I recently read a post by James Kwak titled, The “Me Too” Party, explaining the effect of Democrats losing the war on taxes. Essentially, he says that there has been a “transformation of the Democratic Party into the party of tax cuts. Except, that with the Republican Party as the real party of Texas-sized tax cuts, the Democrats can never be more than the kid brother, half-hearted, talking-out-of-both-sides-of-its-mouth party of tax cuts.”
True enough. And as Kwak mentions, the bipartisan agreements regarding tax cuts “have conditioned the public to expect tax cuts as their constitutional right.”
A friend of mine responded to the piece by noticing that Kwak didn’t take into account the effect that (perceived) mismanagement of funds has on the public’s aversion to tax cuts. He proposed that, as a result, another approach might be to limit benefits for social programs to lower and middle income individuals. Essentially, means test everything as a way of backdoor taxation…one problem though: means testing typically weakens support for programs and policies, which is one reason why Social Security and Medicare are the two most popular programs in the US.

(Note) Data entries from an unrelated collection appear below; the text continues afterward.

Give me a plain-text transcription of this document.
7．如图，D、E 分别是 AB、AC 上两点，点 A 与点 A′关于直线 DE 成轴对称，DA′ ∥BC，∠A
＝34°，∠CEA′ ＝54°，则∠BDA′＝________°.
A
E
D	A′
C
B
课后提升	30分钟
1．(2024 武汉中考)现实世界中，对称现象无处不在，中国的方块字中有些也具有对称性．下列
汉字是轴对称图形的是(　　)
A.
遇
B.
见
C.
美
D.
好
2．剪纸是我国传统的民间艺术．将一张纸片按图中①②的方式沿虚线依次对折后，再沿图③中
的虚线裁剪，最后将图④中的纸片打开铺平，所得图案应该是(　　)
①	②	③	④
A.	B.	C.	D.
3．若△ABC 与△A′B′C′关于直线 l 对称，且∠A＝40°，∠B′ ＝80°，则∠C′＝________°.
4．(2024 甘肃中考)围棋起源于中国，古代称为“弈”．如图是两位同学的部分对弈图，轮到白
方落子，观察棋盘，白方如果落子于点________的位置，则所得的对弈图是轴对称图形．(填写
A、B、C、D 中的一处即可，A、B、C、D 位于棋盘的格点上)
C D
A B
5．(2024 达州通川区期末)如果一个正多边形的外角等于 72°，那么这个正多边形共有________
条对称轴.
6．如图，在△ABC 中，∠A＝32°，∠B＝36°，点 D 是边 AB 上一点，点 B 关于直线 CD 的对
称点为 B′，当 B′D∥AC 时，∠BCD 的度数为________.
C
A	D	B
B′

That being said, I feel like a major missing piece to the puzzle in this discussion is that Democrats are essentially attempting to utilize tax cuts in the way that they used spending before. In the past, liberals attempted to spend on programs that liberals designed to help those that liberals deemed needed help. Fast forward to today, and the new reliance on tax cuts (or should I say incentives) is essentially the neo-liberal vision of designing tax incentives to help those that neo-liberals deem need help. The former is more explicit, the latter results in “nudging” people to behave “better.” But the goals are the same. Unfortunately, so are the origins, which is top down design and administration without the requisite knowledge to truly get it right, as are, in large part, the results…
Which brings us to mismanagement of funds. Mismanagement of spending is a real issue. Similarly though, mismanagement of tax incentives is as much of a real issue as well. I would argue that the source of the mismanagement problem lies not with spending vs. tax cuts, but with the approach for how solutions, programs and policy are arrived at in the first place. Namely, paternalistic approaches are almost lucky not to fail while more inclusive approaches would yield higher success.
The only real difference is that the mismanagement of tax incentives is not as obvious and glaring as the mismanagement of spending. And, of course, the former tends to get wasted on the corporate sector while the latter gets wasted on (poor) people. But sooner or later, as people started to perceive the mismanagement of spending, they will also begin to notice the mismanagement of tax incentives. At that point, liberals and neo-liberals may find they have no levers to pull at all.
Which makes it imperative to find a new approach to more success…soon!